Comme tous les autres partis pakistanais, le Parti du peuple (PPP) au pouvoir et ses alliés ont en vue les élections générales de début 2013 et ne veulent pas risquer de trop froisser les influents partis religieux, dans un pays qui n'a cessé de se radicaliser depuis 30 ans, note Najam Sethi.

Idem pour la mise à prix de la tête du réalisateur du film islamophobe. "Elle montre que même les responsables considérés comme modérés et séculaires utilisent l'islam à des fins de politique locale", explique l'analyste Rasul Bash Rais.
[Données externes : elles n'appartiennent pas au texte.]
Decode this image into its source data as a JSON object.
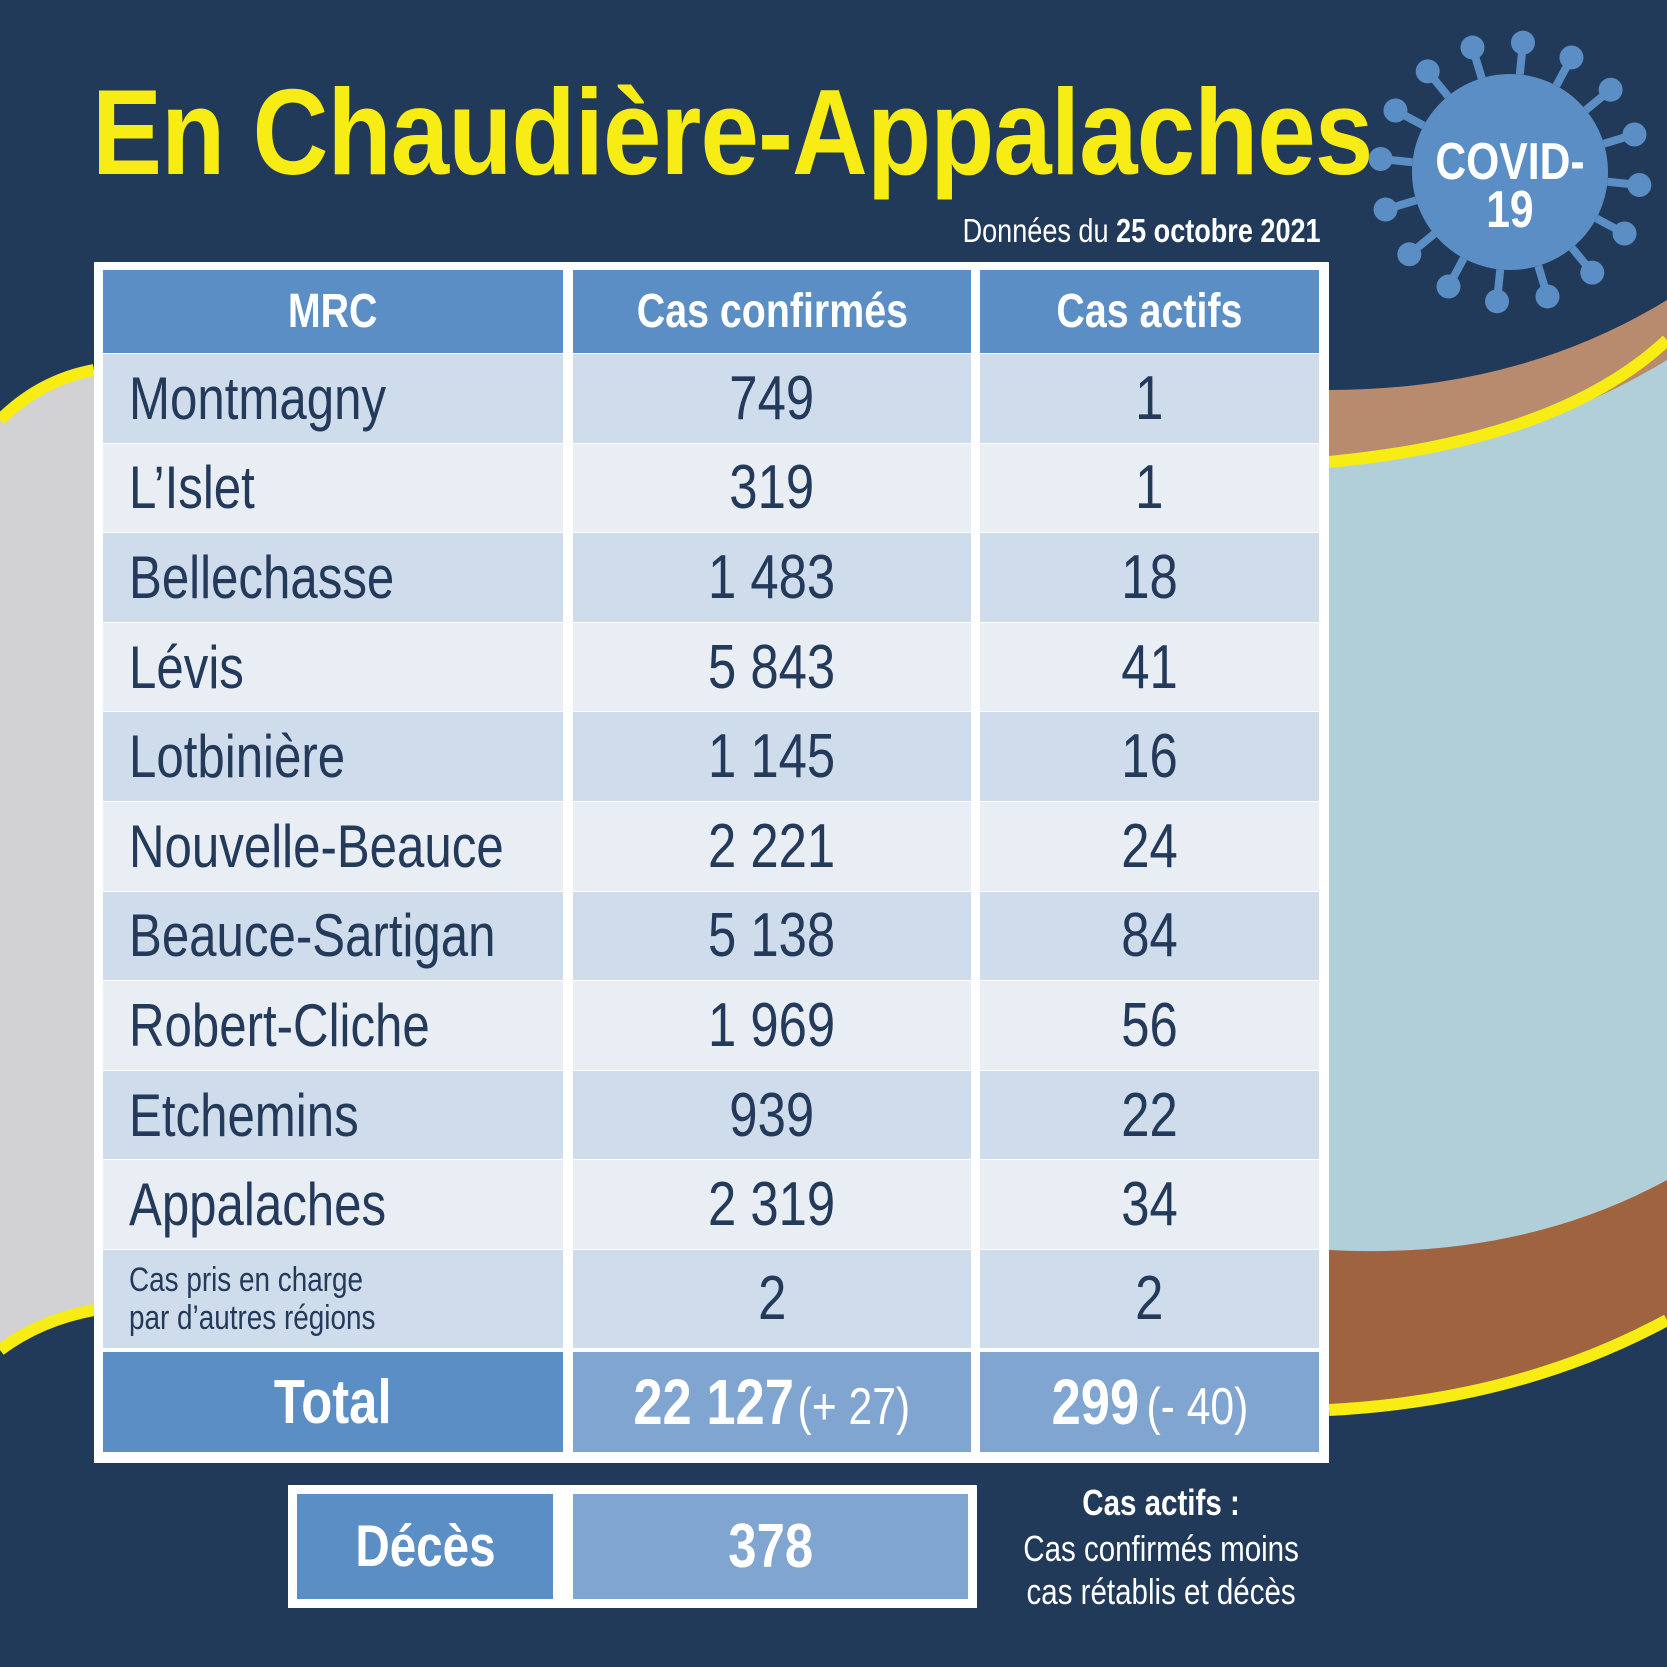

Dans sa région très conservatrice du nord-ouest, bastion des fondamentalistes talibans alliés à Al-Qaïda et où le sentiment anti américain est très fort, le parti du ministre Ghulam Ahmed Bilour, l'Awami National Party (ANP), se trouve plus que jamais sous la pression des partis religieux.

M. Bilour tente ainsi de montrer que le séculaire ANP n'a rien à leur envier en termes de radicalité, explique M. Askari.

Mais le pari est là aussi risqué. "C'est typique de la mentalité locale, mais cela va in fine attiser le fanatisme religieux et peut à long terme menacer la stabilité intérieure", selon M. Rais.

"La déclaration de Bilour est très embarrassante pour le Pakistan, notamment au niveau international. Cela montre que la pensée extrémiste imprègne jusqu'au gouvernement", note M. Askari. Et ce alors que le président Asif Ali Zardari doit s'exprimer mardi devant l'Assemblée générale des Nations Unies.